Hey there! Plume here, with a review!

Ooh, what a cliffhanger-y ending to close off on! I loved all the intrigue and goings-on in this chapter. It was super interesting to see them in a new environment, and the new threat posed to them also is so mysterious.

One thing I enjoyed about this was your pacing. You did a really nice job of timing the events just right in this chapter, and I always enjoy your progress in Charax's head whenever something new happens: he's always confused in the moment, and then breaks down what happened afterwards with his godly knowledge. I loved the introduction of those potential witches/sorcerers, too. That whole imagery in the forest was great, too; it was a really nice contrast to the usual vibes of this story, and it was fun to have mixing aesthetics like that. Hasda was also acting a little suspicious: I wonder if it had something to do with the hydra...? Regardless, I really enjoyed this chapter.
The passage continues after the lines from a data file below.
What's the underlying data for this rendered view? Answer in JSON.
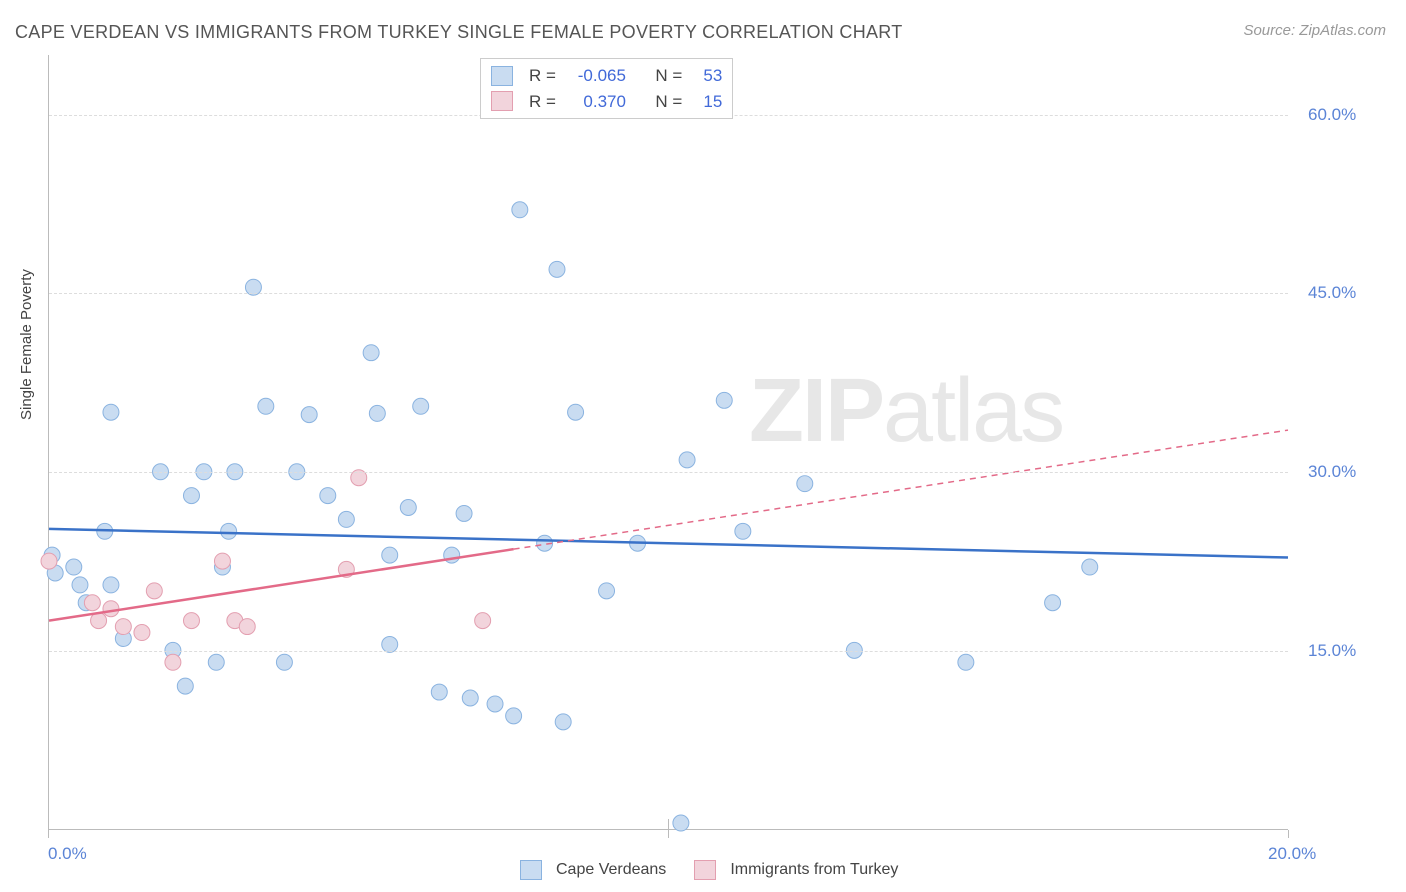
{
  "title": "CAPE VERDEAN VS IMMIGRANTS FROM TURKEY SINGLE FEMALE POVERTY CORRELATION CHART",
  "source": "Source: ZipAtlas.com",
  "y_axis_label": "Single Female Poverty",
  "watermark_bold": "ZIP",
  "watermark_light": "atlas",
  "chart": {
    "type": "scatter",
    "xlim": [
      0,
      20
    ],
    "ylim": [
      0,
      65
    ],
    "x_ticks": [
      0,
      10,
      20
    ],
    "x_tick_labels": [
      "0.0%",
      "",
      "20.0%"
    ],
    "y_ticks": [
      15,
      30,
      45,
      60
    ],
    "y_tick_labels": [
      "15.0%",
      "30.0%",
      "45.0%",
      "60.0%"
    ],
    "grid_color": "#dddddd",
    "background_color": "#ffffff",
    "marker_radius": 8,
    "marker_stroke_width": 1,
    "trend_line_width": 2.5,
    "series": [
      {
        "name": "Cape Verdeans",
        "color_fill": "#c9dcf1",
        "color_stroke": "#8ab3e0",
        "line_color": "#3a72c8",
        "R": "-0.065",
        "N": "53",
        "trend": {
          "x1": 0,
          "y1": 25.2,
          "x2": 20,
          "y2": 22.8,
          "x_solid_end": 20
        },
        "points": [
          [
            0.05,
            23.0
          ],
          [
            0.1,
            21.5
          ],
          [
            0.4,
            22.0
          ],
          [
            0.5,
            20.5
          ],
          [
            0.6,
            19.0
          ],
          [
            0.9,
            25.0
          ],
          [
            1.0,
            20.5
          ],
          [
            1.0,
            35.0
          ],
          [
            1.2,
            16.0
          ],
          [
            1.8,
            30.0
          ],
          [
            2.0,
            15.0
          ],
          [
            2.2,
            12.0
          ],
          [
            2.3,
            28.0
          ],
          [
            2.5,
            30.0
          ],
          [
            2.7,
            14.0
          ],
          [
            2.8,
            22.0
          ],
          [
            2.9,
            25.0
          ],
          [
            3.0,
            30.0
          ],
          [
            3.3,
            45.5
          ],
          [
            3.5,
            35.5
          ],
          [
            3.8,
            14.0
          ],
          [
            4.0,
            30.0
          ],
          [
            4.2,
            34.8
          ],
          [
            4.5,
            28.0
          ],
          [
            4.8,
            26.0
          ],
          [
            5.2,
            40.0
          ],
          [
            5.3,
            34.9
          ],
          [
            5.5,
            23.0
          ],
          [
            5.5,
            15.5
          ],
          [
            5.8,
            27.0
          ],
          [
            6.0,
            35.5
          ],
          [
            6.3,
            11.5
          ],
          [
            6.5,
            23.0
          ],
          [
            6.7,
            26.5
          ],
          [
            6.8,
            11.0
          ],
          [
            7.2,
            10.5
          ],
          [
            7.5,
            9.5
          ],
          [
            7.6,
            52.0
          ],
          [
            8.0,
            24.0
          ],
          [
            8.2,
            47.0
          ],
          [
            8.3,
            9.0
          ],
          [
            8.5,
            35.0
          ],
          [
            9.0,
            20.0
          ],
          [
            9.5,
            24.0
          ],
          [
            10.3,
            31.0
          ],
          [
            10.9,
            36.0
          ],
          [
            11.2,
            25.0
          ],
          [
            12.2,
            29.0
          ],
          [
            13.0,
            15.0
          ],
          [
            14.8,
            14.0
          ],
          [
            16.2,
            19.0
          ],
          [
            16.8,
            22.0
          ],
          [
            10.2,
            0.5
          ]
        ]
      },
      {
        "name": "Immigrants from Turkey",
        "color_fill": "#f2d4dc",
        "color_stroke": "#e39fb0",
        "line_color": "#e36a88",
        "R": "0.370",
        "N": "15",
        "trend": {
          "x1": 0,
          "y1": 17.5,
          "x2": 20,
          "y2": 33.5,
          "x_solid_end": 7.5
        },
        "points": [
          [
            0.0,
            22.5
          ],
          [
            0.7,
            19.0
          ],
          [
            0.8,
            17.5
          ],
          [
            1.0,
            18.5
          ],
          [
            1.2,
            17.0
          ],
          [
            1.5,
            16.5
          ],
          [
            1.7,
            20.0
          ],
          [
            2.0,
            14.0
          ],
          [
            2.3,
            17.5
          ],
          [
            2.8,
            22.5
          ],
          [
            3.0,
            17.5
          ],
          [
            3.2,
            17.0
          ],
          [
            4.8,
            21.8
          ],
          [
            5.0,
            29.5
          ],
          [
            7.0,
            17.5
          ]
        ]
      }
    ]
  },
  "legend_bottom": [
    {
      "label": "Cape Verdeans",
      "fill": "#c9dcf1",
      "stroke": "#8ab3e0"
    },
    {
      "label": "Immigrants from Turkey",
      "fill": "#f2d4dc",
      "stroke": "#e39fb0"
    }
  ],
  "stats_labels": {
    "R": "R =",
    "N": "N ="
  }
}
I also think the more hurried introduction into the start of Hasda's second trial was the right choice here. I like how there wasn't really more than one chapter on the boat, and how we're diving into new stuff right away. It's also really interesting to note the differences between this trial and the first one. There was definitely a lot more pomp and circumstance involved in the first one, and this one felt a lot more casual. I'm interested to see what future trials will look like (there are three, right?) I'm curious whether they'll follow the formality of the first one, or the more rough and ready vibe of the second.

Overall: nice work!! I think your pacing was great in this chapter, and you left it at a good place to lead into the next chapter! I look forward to reading more! Until next time!!





Live your life how you want, but don't confuse drama with happiness.